The "Tales" series has always taken its inspiration from Japanese animation. "Anime is broadcast in Japan constantly," franchise producer Hideo Baba told us at Namco Bandai's Global Gamers Day 2013. "Most kids grow up with [it], and that culture translates to games."
"Tales of Xillia" (pronounced "ex-ill-ee-ya," if you're curious) is the latest entry in the long-running "Tales" series. These games combine the complex narratives and detailed worlds of JRPGs with the fast-paced combat of a fighting game.
In "Tales of Xillia," dual protagonists Jude Mathis and Milla Maxwell ("Tales" characters often have Western names) recruit adventurers for a four-person party and journey through a detailed fantasy world, stopping frequently to fight real-time battles with all manner of monsters and malefactors. Along the way, they confront villains, solve mysteries and ponder philosophical dilemmas. Young, colorful characters dominate its cute anime aesthetic and belie the convoluted narrative and serious themes.
In contrast to the feel-good party-based "Tales of Xillia," "Dark Souls II" thrusts its lone protagonist into a cruel world where death lurks around every corner. Rather than a simple setback, death is a game mechanic in "Dark Souls II."
Players often rest at "bonfires," which restore health and replenish healing potions at the expense of making most previously slain monsters reappear. Upon dying, a player returns to the last bonfire and loses all the experience points and progress earned prior to death, but retains any items collected.
Tough enemies never reappear, and level shortcuts like unlocked doors never reset. "Dark Souls II" will kill you over and over, but aims to provide a perfect balance between carrot and stick. Death is swift and unforgiving, but the player has all the necessary tools to avoid it. [See also: 10 Great Games You're Missing]
Enemy locations and tactics never change, and a single enemy is rarely strong enough to kill a player outright. Advancing cautiously and keeping a shield raised will keep players alive, and safely reaching the next bonfire allows players to spend their experience points on much-needed upgrades to strength, health, defense or magic.
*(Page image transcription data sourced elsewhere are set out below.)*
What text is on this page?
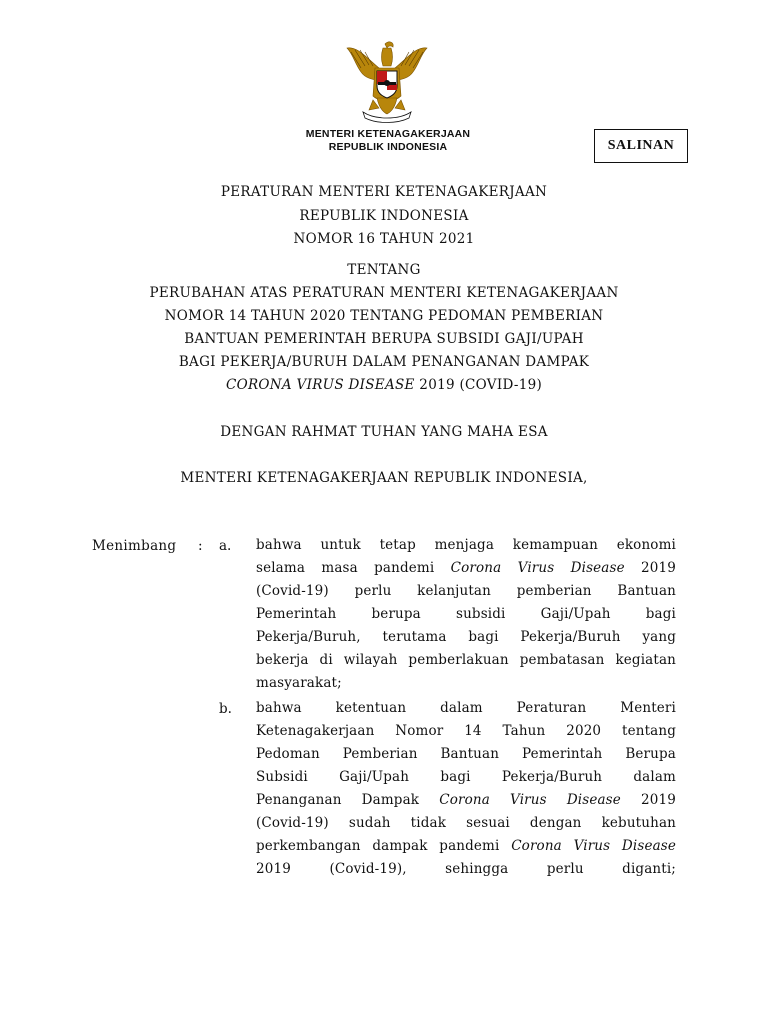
MENTERI KETENAGAKERJAAN
REPUBLIK INDONESIA	SALINAN
PERATURAN MENTERI KETENAGAKERJAAN
REPUBLIK INDONESIA
NOMOR 16 TAHUN 2021
TENTANG
PERUBAHAN ATAS PERATURAN MENTERI KETENAGAKERJAAN
NOMOR 14 TAHUN 2020 TENTANG PEDOMAN PEMBERIAN
BANTUAN PEMERINTAH BERUPA SUBSIDI GAJI/UPAH
BAGI PEKERJA/BURUH DALAM PENANGANAN DAMPAK
CORONA VIRUS DISEASE 2019 (COVID-19)
DENGAN RAHMAT TUHAN YANG MAHA ESA
MENTERI KETENAGAKERJAAN REPUBLIK INDONESIA,
Menimbang : a. bahwa untuk tetap menjaga kemampuan ekonomi
selama masa pandemi Corona Virus Disease 2019
(Covid-19) perlu kelanjutan pemberian Bantuan
Pemerintah berupa subsidi Gaji/Upah bagi
Pekerja/Buruh, terutama bagi Pekerja/Buruh yang
bekerja di wilayah pemberlakuan pembatasan kegiatan
masyarakat;
b. bahwa ketentuan dalam Peraturan Menteri
Ketenagakerjaan Nomor 14 Tahun 2020 tentang
Pedoman Pemberian Bantuan Pemerintah Berupa
Subsidi Gaji/Upah bagi Pekerja/Buruh dalam
Penanganan Dampak Corona Virus Disease 2019
(Covid-19) sudah tidak sesuai dengan kebutuhan
perkembangan dampak pandemi Corona Virus Disease
2019 (Covid-19), sehingga perlu diganti;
"We hope players will enjoy going through the deaths as they play the game," director Yui Tanimura told us. Even controlled by one of the developers, the protagonist fell from a high parapet before an ogre's hammer crushed him and a demonic chariot ran him over. "Dark Souls II" looks fiendishly difficult, but simply taking in the game's majestic, sinister atmosphere and bizarre creatures is a worthy reward.
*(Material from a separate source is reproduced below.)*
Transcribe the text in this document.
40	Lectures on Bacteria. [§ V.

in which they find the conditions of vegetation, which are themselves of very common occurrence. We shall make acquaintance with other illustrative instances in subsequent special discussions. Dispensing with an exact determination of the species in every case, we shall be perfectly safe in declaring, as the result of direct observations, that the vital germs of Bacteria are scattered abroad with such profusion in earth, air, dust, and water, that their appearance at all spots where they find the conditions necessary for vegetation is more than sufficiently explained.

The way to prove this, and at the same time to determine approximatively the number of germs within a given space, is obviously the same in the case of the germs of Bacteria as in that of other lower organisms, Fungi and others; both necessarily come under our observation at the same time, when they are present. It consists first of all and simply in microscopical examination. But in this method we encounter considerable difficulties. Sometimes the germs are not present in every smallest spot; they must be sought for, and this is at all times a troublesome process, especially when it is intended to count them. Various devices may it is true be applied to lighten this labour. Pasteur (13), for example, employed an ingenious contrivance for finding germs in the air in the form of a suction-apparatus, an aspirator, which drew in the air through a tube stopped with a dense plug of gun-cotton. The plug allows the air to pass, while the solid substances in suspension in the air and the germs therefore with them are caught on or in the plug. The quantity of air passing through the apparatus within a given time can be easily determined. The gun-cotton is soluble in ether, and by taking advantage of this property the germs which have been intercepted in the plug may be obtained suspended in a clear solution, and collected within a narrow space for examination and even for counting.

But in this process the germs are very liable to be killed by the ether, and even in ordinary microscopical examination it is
Whether your tastes skew towards the saccharine or the punishing, Namco Bandai's next two JRPGs offer something a little different from the standard first-person shooter or western RPG fare. "Tales of Xillia" will reach North American PS3s on Aug. 6, 2013, while "Dark Souls II" on PC, PS3, and Xbox 360 may slip over into 2014. Namco Bandai has not yet released prices, but expect both to retail for about $60.